Un article publié dans The American Journal of Medicine (AJM) revient sur les principaux points à retenir des recommandations de l’American Heart Association (AHA)/American College of Cardiology (ACC) sur la prévention de l’AVC chez les sujets souffrant de fibrillation atriale :

  • L’utilisation du score CHA2DS2-VASc comme outil évaluation du risque d’AVC est renforcée.
  • L’utilisation d’un traitement prophylactique est fortement recommandée lorsque le score CHAD2DS2-VASc est ≥2 chez l’homme et ≥3 chez la femme. La décision de traiter ou non fera l’objet d’une décision concertée avec le patient pour un score de 1 chez l’homme et 2 chez la femme. Au-dessous, il n’y a pas lieu de traiter par un anticoagulant.
  • Les anticoagulants oraux d’action directe (ACO) seront préférés à la warfarine car ils induisent moins de risque de saignements et sont aussi efficaces, voire plus efficaces que celle-ci dans ce contexte de prévention de l’AVC.
  • Les patients ayant une sténose mitrale ou une prothèse valvulaire mécanique ne devraient pas recevoir d’ACO en prévention de l’AVC. La warfarine doit être préférée.

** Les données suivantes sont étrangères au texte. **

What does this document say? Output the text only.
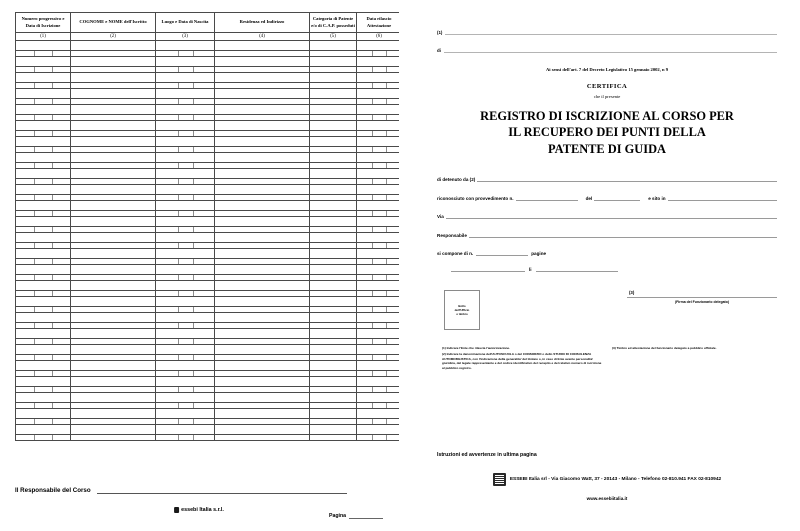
Numero progressivo e Data di Iscrizione	COGNOME e NOME dell'Iscritto	Luogo e Data di Nascita	Residenza ed Indirizzo	Categoria di Patente e/o di C.A.P. posseduti	Data rilascio Attestazione
(1)	(2)	(3)	(4)	(5)	(6)

Il Responsabile del Corso
essebi Italia s.r.l.
Pagina
(1)
di
Ai sensi dell'art. 7 del Decreto Legislativo 15 gennaio 2002, n 9
CERTIFICA
che il presente
REGISTRO DI ISCRIZIONE AL CORSO PER
IL RECUPERO DEI PUNTI DELLA
PATENTE DI GUIDA
di detenuto da (2)
riconosciuto con provvedimento n.	del	e sito in
Via
Responsabile
si compone di n.	pagine
li
Bollo
dell'Ufficio
o timbro
(3)
(Firma del Funzionario delegato)
(1) Indicare l'Ente che rilascia l'autorizzazione.
(2) Indicare la denominazione dell'AUTOSCUOLA o del CONSORZIO o dello STUDIO DI CONSULENZA AUTOMOBILISTICA, con l'indicazione della generalita' del titolare o, in caso di Ente avente personalita' giuridica, del legale rappresentante e del codice identificativo del recapito e del relativo numero di iscrizione al pubblico registro.
(3) Timbro ed attestazione del funzionario delegato a pubblico ufficiale.
Istruzioni ed avvertenze in ultima pagina
ESSEBI Italia srl - Via Giacomo Watt, 37 - 20143 - Milano - Telefono 02-810.941 FAX 02-810942
www.essebiitalia.it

  • En général les ACO ne sont pas recommandés chez les patients ayant une insuffisance rénale sévère ou une maladie rénale au stade terminal avec dialyse. Cela pourrait changer si des études évaluent les dosages d’ACO les plus adaptés à ces situations. Pour l’instant la warfarine est souvent préférée.
  • La prophylaxie de l’AVC par anticoagulant est indiquée quelle que soit le type de fibrillation atriale (paroxystique, permanente, persistante).
  • Les patients avec flutter atrial devraient être pris en charge de la même manière que les patients avec fibrillation atriale car ils sont également à risque d’embolie cérébrale.

Dans cet article, Joseph S. Alpert, rédacteur en chef de l’AJM et Professeur de médecine, fait part de quelques conseils personnels complémentaires dans ce contexte, notamment de l’intérêt de prescrire la plus faible dose d’ACO chez les sujets de plus de 80 ans afin de limiter le risque de saignement chez cette population à haut risque. Selon son expérience, de nombreux patients âgés et fragiles refuseraient les traitements anticoagulants au regard du risque accru d’AVC hémorragique. Il n’encourage pas cette décision car les antiplaquettaires (aspirine, clopidogrel) sont moins efficaces en prévention d’un AVC par rapport aux ACO chez les patients souffrant de fibrillation atriale. Enfin, il précise que selon lui il n’y a pas de preuves solides pour dire qu’un ACO est plus efficace ou plus sûr qu’un autre.